There was, however, an off-duty pilot deadheading back from wherever he had been. And so he went up to the cockpit and took over, landing the plane at its diversion point: the not-so-Vegasy city of Amarillo, Texas.
Once on the ground, Captain Crazypants gets taken down by the feds, all the while screaming and hollering about Iraq and Israel. Just randomly yelling out the names of countries we’re kind of allied with but sort of kind of quietly not very comfortable around. And then… and then he yells, “Oh, I’m so distraught!”
Watch and listen (sorry if there’s an ad first):
http://www.youtube.com/watch?v=KvaQHEea2Yw
Alright, wait.
Wait… is this…?
Are you…?
Are you, like, Will Ferrell in a costume, or something?
Is Ashton Kutcher on this flight? Are we being punk’d? Who yells, “Iraq! Israel! Oh, I’m so distraught!” while actually being distraught? How is the next thing he says not “He punted Baxter!” or “Milk was a bad choice!”?
(I’m quoting Anchorman starring Will Ferrell, in case you’re completely lost. You should see it. It’s awesome. And there’s gonna be a sequel, and I’m not groaning with dread. So that’s a hearty endorsement.)

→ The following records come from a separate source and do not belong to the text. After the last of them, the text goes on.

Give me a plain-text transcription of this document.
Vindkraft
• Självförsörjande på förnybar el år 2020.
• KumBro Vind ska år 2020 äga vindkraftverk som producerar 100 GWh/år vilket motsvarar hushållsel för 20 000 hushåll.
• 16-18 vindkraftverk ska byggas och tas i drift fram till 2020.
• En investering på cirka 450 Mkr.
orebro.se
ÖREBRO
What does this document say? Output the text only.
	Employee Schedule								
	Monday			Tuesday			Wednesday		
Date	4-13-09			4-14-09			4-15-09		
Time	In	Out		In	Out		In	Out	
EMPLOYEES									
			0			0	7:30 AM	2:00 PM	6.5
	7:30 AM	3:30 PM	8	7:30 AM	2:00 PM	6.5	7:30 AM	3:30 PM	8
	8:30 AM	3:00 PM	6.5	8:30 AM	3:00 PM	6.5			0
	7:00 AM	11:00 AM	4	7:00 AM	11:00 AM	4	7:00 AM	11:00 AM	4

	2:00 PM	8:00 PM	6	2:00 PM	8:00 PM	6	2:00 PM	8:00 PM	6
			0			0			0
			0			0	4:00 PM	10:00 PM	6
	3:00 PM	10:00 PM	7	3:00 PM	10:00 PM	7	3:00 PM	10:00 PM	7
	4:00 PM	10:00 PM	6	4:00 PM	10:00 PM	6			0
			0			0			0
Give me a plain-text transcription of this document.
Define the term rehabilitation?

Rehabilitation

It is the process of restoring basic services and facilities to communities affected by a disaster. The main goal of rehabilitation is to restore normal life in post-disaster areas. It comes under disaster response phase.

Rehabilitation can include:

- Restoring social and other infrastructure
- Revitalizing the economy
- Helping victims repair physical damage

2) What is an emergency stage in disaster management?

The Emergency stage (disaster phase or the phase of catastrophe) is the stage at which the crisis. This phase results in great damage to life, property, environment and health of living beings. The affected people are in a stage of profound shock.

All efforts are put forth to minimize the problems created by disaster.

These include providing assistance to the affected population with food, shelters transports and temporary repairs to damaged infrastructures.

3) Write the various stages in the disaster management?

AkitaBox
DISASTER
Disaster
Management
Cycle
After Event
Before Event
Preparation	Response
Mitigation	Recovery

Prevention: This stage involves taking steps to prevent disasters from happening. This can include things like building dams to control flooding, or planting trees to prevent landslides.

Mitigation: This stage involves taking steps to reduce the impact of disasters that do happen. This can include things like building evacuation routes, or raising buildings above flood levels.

Amazingly, nobody was badly hurt in this whole endeavor, and also the plane stayed in the air until it landed completely properly and not even a little bit on fire. What are the odds that you’ll have an off-duty pilot deadheading on your flight right when an on-duty pilot loses his mind? Not very high, to my way of thinking.
Luck, be a lady tonight. Get those passengers to Vegas – every one of ’em’s gonna hit the jackpot.